You do not need to be suspicious of everyone. You need to know one rule clearly enough that it is automatic: screen-sharing for banking, UPI, KYC, refunds, or any financial purpose is always fraud. Always.

✔  Pro Tip: Share this guide with your parents, your household, and anyone who uses UPI or online banking.Senior citizens are disproportionately targeted by this scam because the authority figures used — bank officials, RBI agents, police — are ones they are conditioned to trust and not question.A single conversation about this scam can protect their entire savings.

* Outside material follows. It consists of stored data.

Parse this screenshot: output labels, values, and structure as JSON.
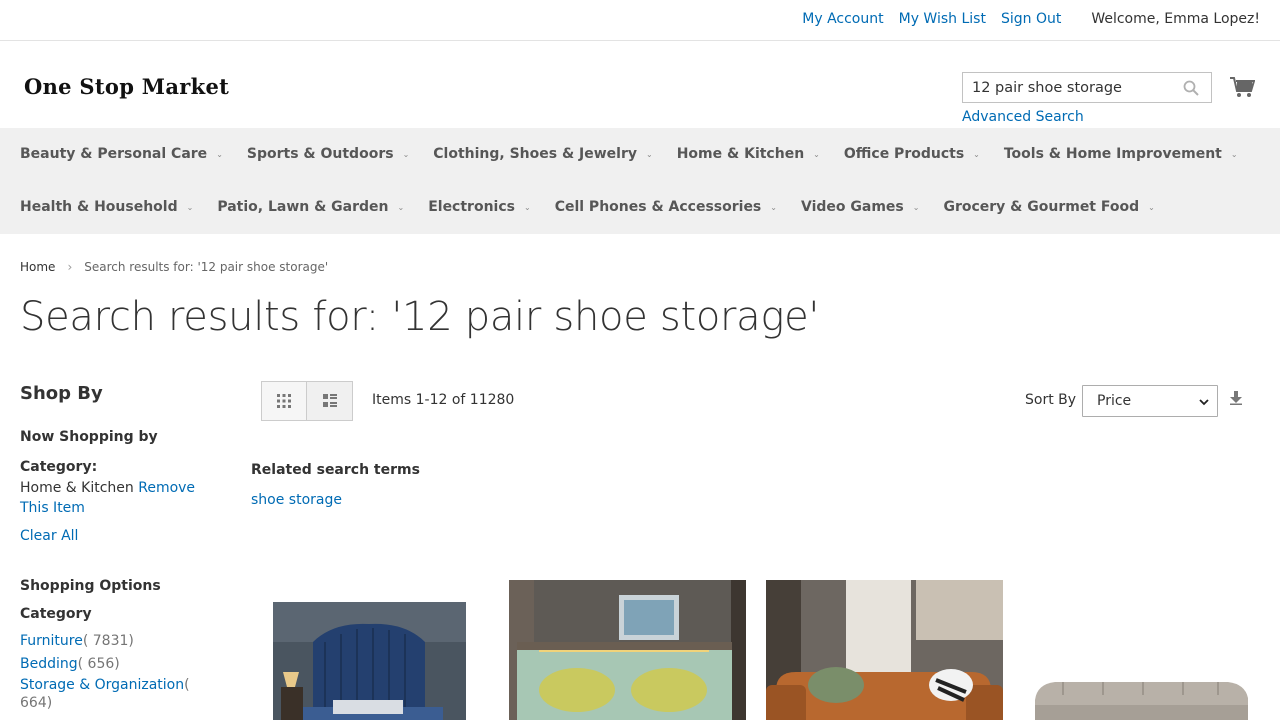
{
  "header": {
    "links": {
      "my_account": "My Account",
      "wish_list": "My Wish List",
      "sign_out": "Sign Out"
    },
    "welcome": "Welcome, Emma Lopez!",
    "logo_text": "One Stop Market",
    "search_value": "12 pair shoe storage",
    "advanced_search": "Advanced Search"
  },
  "nav": {
    "row1": [
      "Beauty & Personal Care",
      "Sports & Outdoors",
      "Clothing, Shoes & Jewelry",
      "Home & Kitchen",
      "Office Products",
      "Tools & Home Improvement"
    ],
    "row2": [
      "Health & Household",
      "Patio, Lawn & Garden",
      "Electronics",
      "Cell Phones & Accessories",
      "Video Games",
      "Grocery & Gourmet Food"
    ]
  },
  "breadcrumb": {
    "home": "Home",
    "current": "Search results for: '12 pair shoe storage'"
  },
  "page_title": "Search results for: '12 pair shoe storage'",
  "sidebar": {
    "shop_by": "Shop By",
    "now_shopping": "Now Shopping by",
    "filter_label": "Category:",
    "filter_value": "Home & Kitchen",
    "remove_item": "Remove This Item",
    "clear_all": "Clear All",
    "shopping_options": "Shopping Options",
    "category_title": "Category",
    "categories": [
      {
        "name": "Furniture",
        "count": "( 7831)"
      },
      {
        "name": "Bedding",
        "count": "( 656)"
      },
      {
        "name": "Storage & Organization",
        "count_a": "(",
        "count_b": "664)"
      }
    ]
  },
  "toolbar": {
    "amount": "Items 1-12 of 11280",
    "sort_label": "Sort By",
    "sort_value": "Price"
  },
  "related": {
    "title": "Related search terms",
    "terms": [
      "shoe storage"
    ]
  },
  "colors": {
    "link": "#006bb4",
    "nav_bg": "#f0f0f0"
  }
}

Quick Reference — Key Portals and Helplines

Item	Where to Go
Cybercrime Helpline (call)	1930 — national cybercrime reporting hotline, 24×7
Report screen-sharing fraud online	cybercrime.gov.in — National Cyber Crime Reporting Portal
Block UPI / bank cards instantly	Your bank’s mobile app → Cards or UPI → Block, or call the 24-hour fraud helpline
SBI fraud helpline	1800-111-109 (toll-free) or SBI YONO app
HDFC fraud helpline	1800-202-6161 or HDFC MobileBanking app
ICICI fraud helpline	1800-200-3344 or ICICI iMobile app
Axis Bank fraud helpline	1800-419-5959 or Axis Mobile app
Report Aadhaar misuse	uidai.gov.in or call 1947 (UIDAI helpline)
Report SIM swap / mobile fraud	Call your operator: Airtel 121, Jio 198, Vi 199, BSNL 1503
Android: disable unknown sources	Settings → Security → Install Unknown Apps → disable for all apps
Check / remove AnyDesk	Play Store → search AnyDesk → if installed, uninstall immediately
RBI Ombudsman (unresolved fraud)	cms.rbi.org.in — for disputes not resolved by your bank

Key Takeaway

• Screen-sharing fraud works because it bypasses every layer of bank security by getting you to hand over access voluntarily. The technology is not the weakness — the deception is.
• No legitimate institution in India — not a bank, not RBI, not a UPI company, not a delivery partner, not a government department — ever asks for screen sharing. Not once. Not for any reason.
• The Golden Rule: any caller who asks you to install AnyDesk, TeamViewer, or any screen-sharing app is a fraudster. Hang up.Four fraud patterns cover almost all screen-sharing crime in India — KYC expiry, refund scam, delivery update, job/loan verification. Know them and you recognise the script the moment it starts.If you already shared your screen: cut internet immediately, uninstall the app, change all PINs and passwords, call your bank, and file on cybercrime.gov.in within 30 minutes
• .Delete all remote access apps from your phone today. The best protection against this scam is not having the tool installed in the first place.
• If a call feels urgent and they want access to your screen — that urgency is the fraud.